Bei einer Urwald-Expedition wird Ted von einem Werwolf angegriffen, kann aber überleben. In seiner Heimat zieht er sich an einen abgelegenen See in den Wäldern zurück, wo er sich Nacht für Nacht in einen Werwolf verwandelt. Als seine Schwester Janet ihn bittet, bei ihm zu wohnen, nimmt er das Angebot an. Er hofft durch die Liebe seiner Familie den Fluch besiegen zu können. Um seine Familie nicht zu gefährden kettet er sich nachts an einen Baum, doch ...

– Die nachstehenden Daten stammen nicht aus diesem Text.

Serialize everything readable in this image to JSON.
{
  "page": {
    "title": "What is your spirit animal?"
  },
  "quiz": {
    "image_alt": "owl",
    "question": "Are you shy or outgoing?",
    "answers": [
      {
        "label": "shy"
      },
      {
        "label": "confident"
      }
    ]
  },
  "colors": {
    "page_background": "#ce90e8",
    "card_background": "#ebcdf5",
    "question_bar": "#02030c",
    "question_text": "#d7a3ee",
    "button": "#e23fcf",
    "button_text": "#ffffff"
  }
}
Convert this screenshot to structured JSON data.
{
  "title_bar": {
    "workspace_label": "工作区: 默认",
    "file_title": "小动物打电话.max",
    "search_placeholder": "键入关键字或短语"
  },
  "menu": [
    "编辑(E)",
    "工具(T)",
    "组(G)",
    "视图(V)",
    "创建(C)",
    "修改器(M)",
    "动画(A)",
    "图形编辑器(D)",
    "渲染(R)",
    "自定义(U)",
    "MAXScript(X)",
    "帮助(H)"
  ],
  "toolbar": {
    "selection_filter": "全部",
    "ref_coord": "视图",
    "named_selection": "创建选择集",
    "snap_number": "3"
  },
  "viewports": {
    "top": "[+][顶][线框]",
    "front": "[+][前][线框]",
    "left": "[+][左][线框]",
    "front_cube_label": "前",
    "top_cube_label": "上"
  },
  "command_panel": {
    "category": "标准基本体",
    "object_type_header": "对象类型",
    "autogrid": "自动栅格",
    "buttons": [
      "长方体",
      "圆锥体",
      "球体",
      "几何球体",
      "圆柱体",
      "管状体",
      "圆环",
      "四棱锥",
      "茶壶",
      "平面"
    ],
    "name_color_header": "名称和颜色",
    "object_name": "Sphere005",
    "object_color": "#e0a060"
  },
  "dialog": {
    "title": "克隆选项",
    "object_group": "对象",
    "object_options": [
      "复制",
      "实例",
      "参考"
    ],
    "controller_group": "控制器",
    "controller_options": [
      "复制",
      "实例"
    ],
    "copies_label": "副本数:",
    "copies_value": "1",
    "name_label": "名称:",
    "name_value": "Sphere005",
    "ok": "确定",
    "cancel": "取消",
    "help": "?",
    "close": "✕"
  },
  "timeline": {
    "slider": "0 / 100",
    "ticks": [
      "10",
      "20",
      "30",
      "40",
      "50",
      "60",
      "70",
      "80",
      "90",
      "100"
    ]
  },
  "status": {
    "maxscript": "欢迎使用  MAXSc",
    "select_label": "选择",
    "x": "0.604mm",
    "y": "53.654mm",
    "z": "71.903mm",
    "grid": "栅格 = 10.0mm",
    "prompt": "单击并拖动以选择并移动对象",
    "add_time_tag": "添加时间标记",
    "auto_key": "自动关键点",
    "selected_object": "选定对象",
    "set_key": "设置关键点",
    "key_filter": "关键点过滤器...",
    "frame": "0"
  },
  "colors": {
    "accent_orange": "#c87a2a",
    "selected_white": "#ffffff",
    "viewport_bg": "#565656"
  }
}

Neues aus der Werwolfabteilung. Während im Vorspann noch der Roman "Thor" als Vorlage erwähnt wird und der Zuschauer sich noch wundert, was in aller Welt der olle Donnergott denn nun mit Werwölfen am Hut hat, wird schnell klar das das der Name des Hauptdarstellers nämlich eines deutschen Schäferhundes ist. Danach entspinnt sich eine simple, aber größtenteils recht kurzweile Lykanthropenmär. Leider macht der Film zu Beginn einen Kardinalfehler und verrät nach drei Minuten bereits, wer denn nachher die böse Bestie sein wird. Dadurch kommen im Mittelteil doch einige Längen auf, da es dann hauptsächlich darum geht wann denn die Anwältin und deren Kackbratze von Sohn rausfinden, was denn nun los ist, während die Zuschauer seit über ner dreiviertelstunde bereits wissen worauf die ganze Chose hinausläuft. Oskarverdächtig ist das Skript ohnehin nicht, immerhin weiß der Kameramann was er zu tun hat und fängt die düstere Waldatmosphäre recht gut ein. Der wuchtige Score paßt gut zu den teils recht herben Szenen wenn der Wolf seine Frikassee bewährten Krallen auf menschliche Körperteile rasseln läßt. Blöderweise würden genauso viele Szenen unbearbeitet in einen Disney Film passen, der arme Hund der von der Familie weggezerrt wird, der tapfere Junge der ihn befreien will usw, mit einem Wort, kotz.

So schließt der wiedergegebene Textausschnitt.